Over the past month or so myself and a few others from the British Youth Council have been fortunate enough to be UK delegates for the Commonwealth Youth Forum (CYF), which took place in April this year as apart of the Commonwealth Heads of Government Meeting in London. Our ages ranged between 18 to 30 years, and the forum gave us an opportunity to interact with young people from other countries in the Commonwealth.
The UK delegates started off their journey on the 12th of March, which was Commonwealth Day, we were fortunate enough to be invited to Number 10 Downing Street for a private Q and A with Lord Ahmed who is the current Minister of State for the Commonwealth and the UN. He gave us an insight to what the Commonwealth is about, the work they do and how fundamental young people are to the Commonwealth due to the fact 60% of the Commonwealth’s population is aged 18-30. We also attended a mixed faith service at Westminster Abbey which celebrated the cultural diversity of the Commonwealth with vibrant performances and readings.
On Sunday 15th April a majority of the delegates from across the Commonwealth then gathered in London for the starting of the Commonwealth Forum on the Monday. For the youth forum there was an outreach task that took place at London City Hall and was hosted by the UK’s National Citizenship Service (NCS). The day was opened by the CEO of NCS, Michael Lynas, who spoke to us about the origins and purpose of the programme. Sunday was the first time that all delegates met each other from across the Commonwealth. To be mixed in with an array of cultures, given a set of tasks to achieve in a short amount of time; we bonded quickly while learning about the differences between the Commonwealth countries. We also received sessions from Bite the Ballot later in the day, which covered a range of topics from climate change to security.

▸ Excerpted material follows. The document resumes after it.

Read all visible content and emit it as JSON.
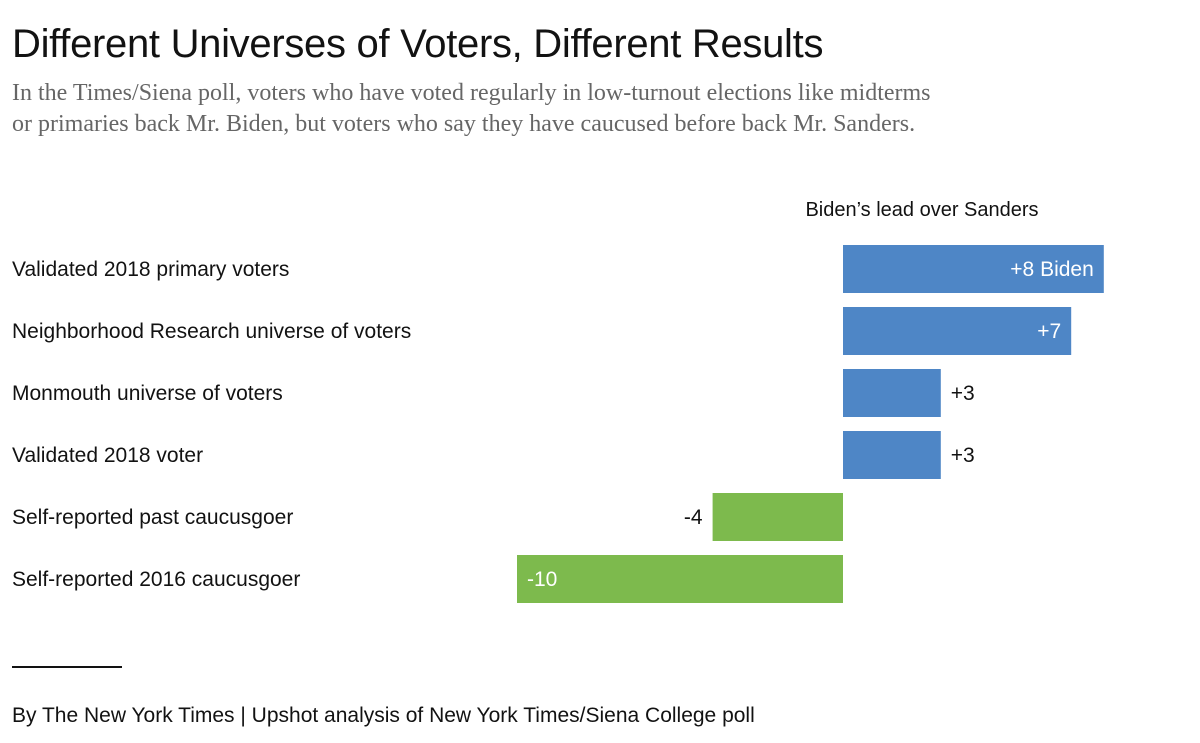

The Forum itself started on Monday with speeches from Prince Harry, as a Youth Ambassador to the Commonwealth, Kishva Ambigapathy the Chair of the Commonwealth Youth Council, Anna Barker Chair of the British Youth Council, UN Youth Envoy Jayathma Wickramanayake and Secretary of State for Education Damian Hinds. The delegates then moved into sessions that were based around the core themes of CHOGM.

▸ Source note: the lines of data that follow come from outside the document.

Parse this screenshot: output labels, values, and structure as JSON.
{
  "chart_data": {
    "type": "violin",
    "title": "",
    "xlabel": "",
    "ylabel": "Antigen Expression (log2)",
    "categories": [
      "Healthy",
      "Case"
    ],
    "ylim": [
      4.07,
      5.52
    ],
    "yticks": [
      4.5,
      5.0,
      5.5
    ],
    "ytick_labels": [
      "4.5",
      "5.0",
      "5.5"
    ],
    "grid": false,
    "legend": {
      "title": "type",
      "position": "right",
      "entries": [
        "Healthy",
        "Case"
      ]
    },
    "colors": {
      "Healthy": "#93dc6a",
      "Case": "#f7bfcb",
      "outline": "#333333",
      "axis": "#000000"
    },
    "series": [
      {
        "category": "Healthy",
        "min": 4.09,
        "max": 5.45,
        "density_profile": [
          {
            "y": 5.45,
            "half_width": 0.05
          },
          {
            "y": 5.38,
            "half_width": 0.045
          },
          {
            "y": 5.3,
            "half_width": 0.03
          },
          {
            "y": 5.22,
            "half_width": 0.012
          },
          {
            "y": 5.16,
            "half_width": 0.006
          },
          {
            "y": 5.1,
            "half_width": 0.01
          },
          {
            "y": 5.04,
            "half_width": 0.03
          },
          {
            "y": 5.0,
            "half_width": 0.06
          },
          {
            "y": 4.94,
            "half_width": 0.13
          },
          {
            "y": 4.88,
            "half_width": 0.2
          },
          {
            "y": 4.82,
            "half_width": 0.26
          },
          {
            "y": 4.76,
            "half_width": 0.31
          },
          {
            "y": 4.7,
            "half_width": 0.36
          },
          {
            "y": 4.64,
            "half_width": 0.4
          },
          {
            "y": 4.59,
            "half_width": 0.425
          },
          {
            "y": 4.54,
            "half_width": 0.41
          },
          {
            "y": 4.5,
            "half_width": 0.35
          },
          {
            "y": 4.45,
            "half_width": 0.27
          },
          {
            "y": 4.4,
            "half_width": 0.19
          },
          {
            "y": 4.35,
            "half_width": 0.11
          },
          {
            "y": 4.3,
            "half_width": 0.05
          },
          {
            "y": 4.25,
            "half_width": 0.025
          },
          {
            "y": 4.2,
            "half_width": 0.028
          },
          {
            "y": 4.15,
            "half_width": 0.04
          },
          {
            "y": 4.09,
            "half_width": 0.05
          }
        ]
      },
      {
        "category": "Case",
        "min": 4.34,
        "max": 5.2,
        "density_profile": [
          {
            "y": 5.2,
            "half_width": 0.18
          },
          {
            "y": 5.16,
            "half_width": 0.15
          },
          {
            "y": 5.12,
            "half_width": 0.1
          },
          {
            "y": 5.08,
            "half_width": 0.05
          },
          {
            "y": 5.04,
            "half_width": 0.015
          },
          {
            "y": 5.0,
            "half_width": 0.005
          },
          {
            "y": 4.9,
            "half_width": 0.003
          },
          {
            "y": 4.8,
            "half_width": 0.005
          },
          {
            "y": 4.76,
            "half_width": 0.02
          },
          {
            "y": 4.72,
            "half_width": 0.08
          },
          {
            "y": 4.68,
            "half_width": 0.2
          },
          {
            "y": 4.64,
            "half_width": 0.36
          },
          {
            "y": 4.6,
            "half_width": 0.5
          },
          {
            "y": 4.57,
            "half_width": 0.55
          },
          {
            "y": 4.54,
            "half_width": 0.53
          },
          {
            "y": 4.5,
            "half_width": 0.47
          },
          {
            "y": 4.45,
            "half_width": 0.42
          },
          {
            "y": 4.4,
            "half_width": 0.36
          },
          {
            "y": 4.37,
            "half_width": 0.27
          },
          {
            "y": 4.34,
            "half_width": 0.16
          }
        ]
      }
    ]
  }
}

The four themes were; Fairness, Sustainability, Security and Prosperity. I attended the Sustainability session on the Monday which looked at designing actions plans to implement a policy of educating and recruiting citizens to be involved in Blue (oceans) and Green (agricultural) economies. In my group we devised the plan of creating a network of professionals to educate groups of people in countries across the Commonwealth and have them deliver sessions about blue and green economies in schools and other places of education across the Commonwealth. The professionals would then work with corporate and international companies to educate in how to develop their environmentally friendly and sustainable practices. On the Wednesday at the Youth Forum’s General Assembly our action plan was accepted after discussion and a vote. The four workshops ran throughout Monday and Tuesday in a similar structure. Fairness looked at ways to enable every person to have equal opportunities and be treated equally by their governments. The security sessions looked at new online cyber-crime threats and how we were to resolve and reduce the problems they are causing. While the prosperity sessions looked at the in balance of big and small economies across the Commonwealth and the ways that it can be solved.
On Monday evening there was a cross forum ‘Welcome to the UK’ reception, which gave an opportunity for the youth forum to interact with the Peoples, Women’s and Business forums. As well as hear a welcoming speech from Prince William and performances from a gospel choir and Ellie Goulding.

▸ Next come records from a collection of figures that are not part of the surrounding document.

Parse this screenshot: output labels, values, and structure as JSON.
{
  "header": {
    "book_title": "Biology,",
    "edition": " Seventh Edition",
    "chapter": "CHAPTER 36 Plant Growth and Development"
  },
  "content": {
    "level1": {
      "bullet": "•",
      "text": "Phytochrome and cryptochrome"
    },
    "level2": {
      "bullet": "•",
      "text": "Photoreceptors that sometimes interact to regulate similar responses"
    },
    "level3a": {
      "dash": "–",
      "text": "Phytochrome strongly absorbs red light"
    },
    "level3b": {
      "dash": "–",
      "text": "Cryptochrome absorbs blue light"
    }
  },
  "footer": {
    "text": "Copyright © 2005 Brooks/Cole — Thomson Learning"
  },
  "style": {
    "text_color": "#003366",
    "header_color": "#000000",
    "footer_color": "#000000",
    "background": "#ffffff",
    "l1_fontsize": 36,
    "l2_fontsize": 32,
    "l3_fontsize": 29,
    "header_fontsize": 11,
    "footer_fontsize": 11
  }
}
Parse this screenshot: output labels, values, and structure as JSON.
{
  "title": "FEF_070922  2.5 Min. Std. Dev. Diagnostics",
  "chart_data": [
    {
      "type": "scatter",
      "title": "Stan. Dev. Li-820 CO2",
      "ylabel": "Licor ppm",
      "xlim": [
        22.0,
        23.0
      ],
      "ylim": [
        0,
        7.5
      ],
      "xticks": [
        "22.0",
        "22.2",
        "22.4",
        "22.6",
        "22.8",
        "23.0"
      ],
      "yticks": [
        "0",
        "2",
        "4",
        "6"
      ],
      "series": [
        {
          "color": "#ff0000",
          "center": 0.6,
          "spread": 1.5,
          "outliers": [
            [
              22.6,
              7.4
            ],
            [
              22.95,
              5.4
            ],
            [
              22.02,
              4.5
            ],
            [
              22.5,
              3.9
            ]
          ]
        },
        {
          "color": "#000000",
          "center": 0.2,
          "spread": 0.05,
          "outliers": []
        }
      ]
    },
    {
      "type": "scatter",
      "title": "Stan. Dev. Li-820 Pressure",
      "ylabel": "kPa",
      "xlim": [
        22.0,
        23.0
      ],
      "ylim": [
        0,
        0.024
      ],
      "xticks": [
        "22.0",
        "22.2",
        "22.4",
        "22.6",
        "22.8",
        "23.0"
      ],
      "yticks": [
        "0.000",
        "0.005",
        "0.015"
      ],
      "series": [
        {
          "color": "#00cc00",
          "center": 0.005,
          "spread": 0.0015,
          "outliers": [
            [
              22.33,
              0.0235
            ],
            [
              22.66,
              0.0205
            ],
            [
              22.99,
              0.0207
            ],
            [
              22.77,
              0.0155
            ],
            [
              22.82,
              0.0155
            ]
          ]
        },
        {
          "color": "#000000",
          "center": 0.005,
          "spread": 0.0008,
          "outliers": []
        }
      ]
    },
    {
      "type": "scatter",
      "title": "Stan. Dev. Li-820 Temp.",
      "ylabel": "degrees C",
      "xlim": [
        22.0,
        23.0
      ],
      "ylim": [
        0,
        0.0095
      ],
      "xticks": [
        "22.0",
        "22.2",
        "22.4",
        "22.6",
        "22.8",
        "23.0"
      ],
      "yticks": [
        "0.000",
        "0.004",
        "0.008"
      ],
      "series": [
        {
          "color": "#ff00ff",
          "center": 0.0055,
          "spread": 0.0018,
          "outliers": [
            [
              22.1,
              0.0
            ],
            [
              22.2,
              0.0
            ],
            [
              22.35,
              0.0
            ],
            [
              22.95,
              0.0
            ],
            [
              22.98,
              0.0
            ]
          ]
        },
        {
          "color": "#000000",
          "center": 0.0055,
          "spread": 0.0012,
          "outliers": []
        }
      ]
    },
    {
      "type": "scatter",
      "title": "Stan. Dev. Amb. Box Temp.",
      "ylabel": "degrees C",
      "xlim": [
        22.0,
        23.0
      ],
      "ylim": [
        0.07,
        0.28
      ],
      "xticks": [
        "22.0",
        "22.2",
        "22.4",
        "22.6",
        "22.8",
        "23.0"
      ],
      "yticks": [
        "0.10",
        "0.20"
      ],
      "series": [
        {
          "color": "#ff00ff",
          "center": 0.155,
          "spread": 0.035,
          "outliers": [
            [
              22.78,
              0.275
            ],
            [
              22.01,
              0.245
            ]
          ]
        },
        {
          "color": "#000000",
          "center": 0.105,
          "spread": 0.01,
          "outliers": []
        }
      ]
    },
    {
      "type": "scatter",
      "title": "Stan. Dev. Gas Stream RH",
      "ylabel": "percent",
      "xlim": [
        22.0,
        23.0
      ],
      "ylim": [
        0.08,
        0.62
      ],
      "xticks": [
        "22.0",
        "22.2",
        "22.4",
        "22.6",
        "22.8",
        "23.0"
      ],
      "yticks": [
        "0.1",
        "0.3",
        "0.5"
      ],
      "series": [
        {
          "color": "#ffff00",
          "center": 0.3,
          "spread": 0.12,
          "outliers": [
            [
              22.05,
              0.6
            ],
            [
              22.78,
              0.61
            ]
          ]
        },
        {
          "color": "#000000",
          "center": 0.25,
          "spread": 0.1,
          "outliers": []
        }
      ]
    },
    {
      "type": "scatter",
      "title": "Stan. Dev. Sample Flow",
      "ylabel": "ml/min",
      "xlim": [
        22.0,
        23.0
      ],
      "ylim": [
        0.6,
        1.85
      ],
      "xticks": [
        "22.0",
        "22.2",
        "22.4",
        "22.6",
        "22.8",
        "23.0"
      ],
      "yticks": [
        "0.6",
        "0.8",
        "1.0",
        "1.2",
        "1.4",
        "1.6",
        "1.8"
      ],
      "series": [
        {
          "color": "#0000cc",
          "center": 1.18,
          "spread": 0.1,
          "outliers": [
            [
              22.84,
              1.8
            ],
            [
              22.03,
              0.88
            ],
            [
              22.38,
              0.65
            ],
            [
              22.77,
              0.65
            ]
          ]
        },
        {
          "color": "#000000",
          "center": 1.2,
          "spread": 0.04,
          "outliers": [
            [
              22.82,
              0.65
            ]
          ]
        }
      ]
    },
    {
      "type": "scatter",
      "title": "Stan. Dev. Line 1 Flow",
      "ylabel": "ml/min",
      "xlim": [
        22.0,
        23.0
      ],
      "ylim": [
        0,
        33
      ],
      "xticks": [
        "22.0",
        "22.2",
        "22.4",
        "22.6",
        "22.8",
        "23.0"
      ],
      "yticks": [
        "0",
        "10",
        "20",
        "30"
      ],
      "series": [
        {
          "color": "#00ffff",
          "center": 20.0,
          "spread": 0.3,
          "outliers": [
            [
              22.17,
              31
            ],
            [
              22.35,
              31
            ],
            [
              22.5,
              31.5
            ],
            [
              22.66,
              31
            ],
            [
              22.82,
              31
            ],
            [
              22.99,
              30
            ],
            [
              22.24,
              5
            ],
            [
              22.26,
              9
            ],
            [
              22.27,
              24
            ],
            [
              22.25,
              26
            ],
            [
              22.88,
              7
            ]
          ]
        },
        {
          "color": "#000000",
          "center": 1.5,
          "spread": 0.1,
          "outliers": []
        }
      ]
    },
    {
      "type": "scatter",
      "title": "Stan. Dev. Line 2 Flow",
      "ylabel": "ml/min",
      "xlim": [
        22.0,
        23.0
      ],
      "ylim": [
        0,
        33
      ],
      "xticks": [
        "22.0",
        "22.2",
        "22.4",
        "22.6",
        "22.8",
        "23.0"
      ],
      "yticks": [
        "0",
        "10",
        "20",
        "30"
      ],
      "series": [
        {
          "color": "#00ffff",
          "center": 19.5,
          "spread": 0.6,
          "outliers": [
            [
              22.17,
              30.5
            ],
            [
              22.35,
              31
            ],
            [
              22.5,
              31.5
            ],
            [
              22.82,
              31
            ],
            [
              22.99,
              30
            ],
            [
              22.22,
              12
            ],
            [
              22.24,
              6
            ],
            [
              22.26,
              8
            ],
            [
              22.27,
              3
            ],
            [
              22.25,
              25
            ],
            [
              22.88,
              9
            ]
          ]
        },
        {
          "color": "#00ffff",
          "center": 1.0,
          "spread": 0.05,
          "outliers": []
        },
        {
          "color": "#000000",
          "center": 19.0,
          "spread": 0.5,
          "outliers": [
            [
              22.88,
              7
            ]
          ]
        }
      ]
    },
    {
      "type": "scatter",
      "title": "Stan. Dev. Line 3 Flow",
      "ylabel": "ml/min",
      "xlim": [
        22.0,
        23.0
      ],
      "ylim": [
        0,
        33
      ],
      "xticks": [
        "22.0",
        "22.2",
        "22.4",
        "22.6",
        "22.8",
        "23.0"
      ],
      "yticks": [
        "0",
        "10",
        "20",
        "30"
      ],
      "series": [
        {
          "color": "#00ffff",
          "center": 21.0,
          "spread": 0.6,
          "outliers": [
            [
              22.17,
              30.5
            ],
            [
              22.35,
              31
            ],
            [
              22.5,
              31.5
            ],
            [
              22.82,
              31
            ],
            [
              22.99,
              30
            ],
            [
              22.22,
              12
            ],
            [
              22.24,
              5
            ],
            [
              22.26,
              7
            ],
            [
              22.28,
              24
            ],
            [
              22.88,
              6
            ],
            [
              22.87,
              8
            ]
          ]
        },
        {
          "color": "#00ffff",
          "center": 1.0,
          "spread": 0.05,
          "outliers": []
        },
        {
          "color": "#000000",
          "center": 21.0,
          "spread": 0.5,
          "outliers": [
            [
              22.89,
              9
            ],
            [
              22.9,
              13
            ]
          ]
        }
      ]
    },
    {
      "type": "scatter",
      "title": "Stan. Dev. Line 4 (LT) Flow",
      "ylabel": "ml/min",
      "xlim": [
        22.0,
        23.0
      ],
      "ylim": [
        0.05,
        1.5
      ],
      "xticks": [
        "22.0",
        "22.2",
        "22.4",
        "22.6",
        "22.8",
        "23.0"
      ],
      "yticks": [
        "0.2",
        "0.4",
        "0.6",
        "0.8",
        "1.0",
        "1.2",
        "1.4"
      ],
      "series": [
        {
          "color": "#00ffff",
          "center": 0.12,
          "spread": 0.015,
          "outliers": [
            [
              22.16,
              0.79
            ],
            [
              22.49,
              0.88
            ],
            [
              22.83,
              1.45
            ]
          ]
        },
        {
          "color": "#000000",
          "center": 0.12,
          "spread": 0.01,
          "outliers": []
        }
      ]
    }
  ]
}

On the Tuesday, there was another cross forum event which was a panel formed of Prime Minister Theresa May, Bill Gates, Commonwealth Secretary-General, Patricia Scotland and the Prime Minister of Jamaica, Andrew Holmes. Prime Minister Theresa May stressed the importance of young people and their views across the Commonwealth and announced that she will be supporting decriminalising homosexual relationships within the 36 Commonwealth countries that still criminalise LGBT persons. Bill Gates spoke to us about the work of him and his wife’s foundation to help eradicate Polio and hopefully Malaria across Commonwealth and other countries, and the level of success they have achieved. The forums then split off and carried on with their conversations in sessions on the conferences core four themes.
Wednesday was the last day of the forum, the Commonwealth General Assembly, which has two representatives from every country. They heard all of the action plans from the workshops on Monday and Tuesday, passing the ones they preferred. During the General Assembly there were also a series of skill building workshops for the delegates to participate in.
A massive part of the forum was on the social and networking side. The large amount of young people from across the Commonwealth together gave an opportunity for myself and the other delegates to hear about other projects that are going on in the Commonwealth. When talking to other countries such as Kenya, Canada, Australia and Jamaica we found that they have similar key issues in their countries such as mental health, education and youth participation. Talking to each other gave us a chance to learn what policies and practises are working, why they are working and ways to implement their best practises in the UK. The designated networking and social time within the forum gave a chance to make contacts across the Commonwealth, and since the conference have continued.
The Commonwealth Youth Forum was a fantastic opportunity and experience, which has influenced the way myself and the other delegates think about the Commonwealth and the work that goes on inside it. It has also open many doors to creating international projects on commonly shared topics.